A state district judge heard arguments Wednesday on whether to remove Lawrence VanDyke from the 2014 ballot as a candidate for Supreme Court in a dispute over his eligibility.
District Judge Mike Menahan must issue a decision in the case by April 30, the Montana Supreme Court has ordered.
VanDyke, the state solicitor general for Attorney General Tim Fox, filed on March 10 as a candidate for justice of the Supreme Court. He is challenging Justice Mike Wheat, who has been on the court since 2014.
On March 21, five delegates to the 1972 Montana Constitutional Convention sued, challenging VanDyke’s eligibility to run for the Supreme Court.
A week later, VanDyke asked the Supreme Court to take jurisdiction over the case. He cited the need for quick resolutions because the state’s overseas absentee ballots for the June 3 primary election were to be mailed by April 18.
At the hearing, attorney Mike Meloy of Helena, representing the five Constitutional Convention delegates, said the only question is whether VanDyke meets the constitutional requirement that a candidate for the Supreme Court has been admitted to the practice law for at least five years in Montana before the Election Day.

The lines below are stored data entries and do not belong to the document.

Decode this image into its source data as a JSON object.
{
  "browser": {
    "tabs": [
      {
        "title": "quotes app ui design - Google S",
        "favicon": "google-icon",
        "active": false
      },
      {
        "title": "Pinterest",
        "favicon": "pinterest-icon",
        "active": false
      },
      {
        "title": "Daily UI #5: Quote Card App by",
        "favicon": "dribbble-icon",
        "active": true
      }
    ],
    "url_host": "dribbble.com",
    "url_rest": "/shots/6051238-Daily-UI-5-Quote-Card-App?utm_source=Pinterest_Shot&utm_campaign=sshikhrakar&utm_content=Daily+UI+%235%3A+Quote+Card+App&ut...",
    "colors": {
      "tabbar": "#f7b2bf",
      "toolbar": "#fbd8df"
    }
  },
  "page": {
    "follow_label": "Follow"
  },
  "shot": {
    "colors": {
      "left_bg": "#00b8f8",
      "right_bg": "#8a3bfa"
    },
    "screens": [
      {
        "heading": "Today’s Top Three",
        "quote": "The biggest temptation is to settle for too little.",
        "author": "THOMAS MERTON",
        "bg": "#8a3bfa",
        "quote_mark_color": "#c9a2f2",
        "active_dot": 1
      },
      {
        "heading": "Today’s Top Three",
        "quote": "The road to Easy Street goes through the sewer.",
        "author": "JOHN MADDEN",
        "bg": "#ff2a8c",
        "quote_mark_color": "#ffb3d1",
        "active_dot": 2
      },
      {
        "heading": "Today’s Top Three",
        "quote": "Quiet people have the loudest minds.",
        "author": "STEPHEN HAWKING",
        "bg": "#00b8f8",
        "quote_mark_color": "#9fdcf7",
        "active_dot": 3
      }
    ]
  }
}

“If you count his inactive time, he doesn’t qualify,” Meloy said.
VanDyke, a Harvard Law School graduate, was admitted to practice law in Montana in October 2005. He went on “inactive” bar status in Montana from March 2007 until November 2012 while he worked out of state, including as deputy solicitor general in Texas.
After Fox was elected attorney general in November 2012, VanDyke petitioned the Montana Supreme Court that month to regain his active bar status here in preparation for joining Fox’s staff.
“An inactive member is prohibited from practicing law in Montana,” Meloy said. “Our position is for the portion of time Mr. VanDyke was inactive, he was not eligible to practice law (in Montana). He did not have the privilege of practicing law (here).”
Thus, Meloy said, the period of time when VanDyke was on inactive Montana bar status doesn’t count toward the five-year requirement to run for the Supreme Court.
VanDyke’s lawyers, Rob Cameron and Nathan Bilyeu of Helena, disagreed.
Bilyeu cited a “presumption of eligibility” in the language of the Montana Constitution. He said Montana voters would be harmed if they were denied a choice in the Supreme Court race if VanDyke isn’t allowed on the ballot.
Cameron called it “really a simple case,” one involving “whether in fact Mr. VanDyke has been admitted to the practice of law for five years preceding his election.” He said the time VanDyke was on inactive status still should count to meet the constitutional five-year requirement to file for the court.
He said a bylaw of the State Bar of Montana “conclusively refutes the notion that inactive members are ineligible (to practice law).” VanDyke was never suspended nor “un-admitted” from practicing law in Montana, Cameron said.
An attorney going from inactive bar status in Montana to active status simply has to sign a form and pay a fee to ask the Supreme Court to authorize the change, Cameron said.
In response, Meloy said, “Because he did not possess the right to practice (in Montana), he doesn’t qualify under that constitutional provision.”
“If nothing else is clear in this case, being admitted to practice law doesn’t mean eligible to practice law,” Meloy said.
The Supreme Court directed Judge Menahan to issue a decision by April 30. After that, the Supreme Court will set an expedited briefing schedule for the losing side to appeal his ruling, its order said.
Assistant Attorney General Cory Swanson, representing Secretary of State Linda McCulloch, said the overseas absentee ballots were mailed on schedule last week. Under court precedents, if VanDyke’s name is removed from the ballot, his vote totals won’t be counted or announced, he said.
Afterward, VanDyke, who watched the arguments, said, “I think the people of Montana should have the right to decide who they want on the Montana Supreme Court.”